La città senza domande

di Cardini Egidio

È fin troppo facile, scontato e dozzinale dire che New York sia qualcosa che al visitatore è restato dentro. Molto più difficile è interpretarne la struttura, il profilo, l’umanità.

Sette giorni non sono nulla per stabilire un rapporto finanche superficiale e ordinario, perché l’immensità di New York è direttamente proporzionale alla forza soffocante dei suoi assordanti silenzi e perché New York ha la straordinaria capacità di comunicare il vuoto che si nasconde dietro il suo scintillio sfolgorante o accanto alla sua miseria sotterranea che esce dai vagoni e dalle gallerie bollenti della subway.

Non è possibile articolare ragionamenti su New York, visto che le mancano la tradizione, la solidità culturale e la coesione sociale delle città europee. New York sembra non parlare. New York può soltanto essere addentata e mangiata come una mela, gustata come una torta, sfruttata come una terra ricca e poderosa, percorsa con un senso di falsa liberazione.

New York e i matti

Mi hanno impressionato i matti: migliaia di fotografie inattese e completamente diverse l’una dall’altra. Perché così tanti spostati in questa città? Chi li ha generati? Chi li tiene in vita? Chi li trasporta?

New York porta i matti sulla sua mano, come creature nate da un parto colpevole. I matti sono la coscienza sporca di un popolo, perché nessuno nasce pazzo. Lo diventa in un sistema che lo aliena adagio adagio e lo conduce fuori da sé, in un atto di cattiveria. In questo caso è fin troppo facile emettere una sentenza chiara e indiscutibile.

A New York non c’è posto per le anime sofferte o per gli uomini deboli e incerti. Tuttavia, visto che dal suo sistema è difficile sfuggire, molti homeless (senza fissa dimora) si ritrovano sulla strada perché nessuno ha mai dato loro il respiro di un aiuto né ha mai impresso un segno di protezione.

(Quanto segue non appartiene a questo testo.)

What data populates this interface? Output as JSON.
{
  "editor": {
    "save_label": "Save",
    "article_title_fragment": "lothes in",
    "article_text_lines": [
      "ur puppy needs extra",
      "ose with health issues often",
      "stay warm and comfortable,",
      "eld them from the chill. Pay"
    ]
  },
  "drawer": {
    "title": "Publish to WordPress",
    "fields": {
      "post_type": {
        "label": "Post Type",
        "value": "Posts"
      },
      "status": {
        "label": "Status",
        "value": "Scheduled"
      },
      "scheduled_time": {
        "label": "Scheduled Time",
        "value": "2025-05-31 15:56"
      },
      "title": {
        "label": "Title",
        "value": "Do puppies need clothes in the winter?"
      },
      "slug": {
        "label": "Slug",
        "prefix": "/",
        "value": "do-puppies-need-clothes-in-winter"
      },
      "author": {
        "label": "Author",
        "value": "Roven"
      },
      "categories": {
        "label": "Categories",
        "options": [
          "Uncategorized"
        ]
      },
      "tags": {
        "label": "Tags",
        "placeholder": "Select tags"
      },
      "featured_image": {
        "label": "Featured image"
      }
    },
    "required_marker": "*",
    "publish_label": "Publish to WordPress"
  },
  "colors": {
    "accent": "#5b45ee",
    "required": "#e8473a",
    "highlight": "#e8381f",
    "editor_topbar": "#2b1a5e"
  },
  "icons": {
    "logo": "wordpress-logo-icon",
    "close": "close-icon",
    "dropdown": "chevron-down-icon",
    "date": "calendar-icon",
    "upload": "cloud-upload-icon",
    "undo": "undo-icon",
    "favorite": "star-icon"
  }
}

E allora via con i deliri lungo la Fifth Avenue, via con i violini stonati agli angoli delle strade, via con quei tremendi e tristissimi soliloqui a voce alta nei vagoni della subway, via con quei sonni profondi sulle panchine di Central Park, via con una curva a destra e una a sinistra. Tanto a New York ci saranno sempre una curva a destra e una a sinistra.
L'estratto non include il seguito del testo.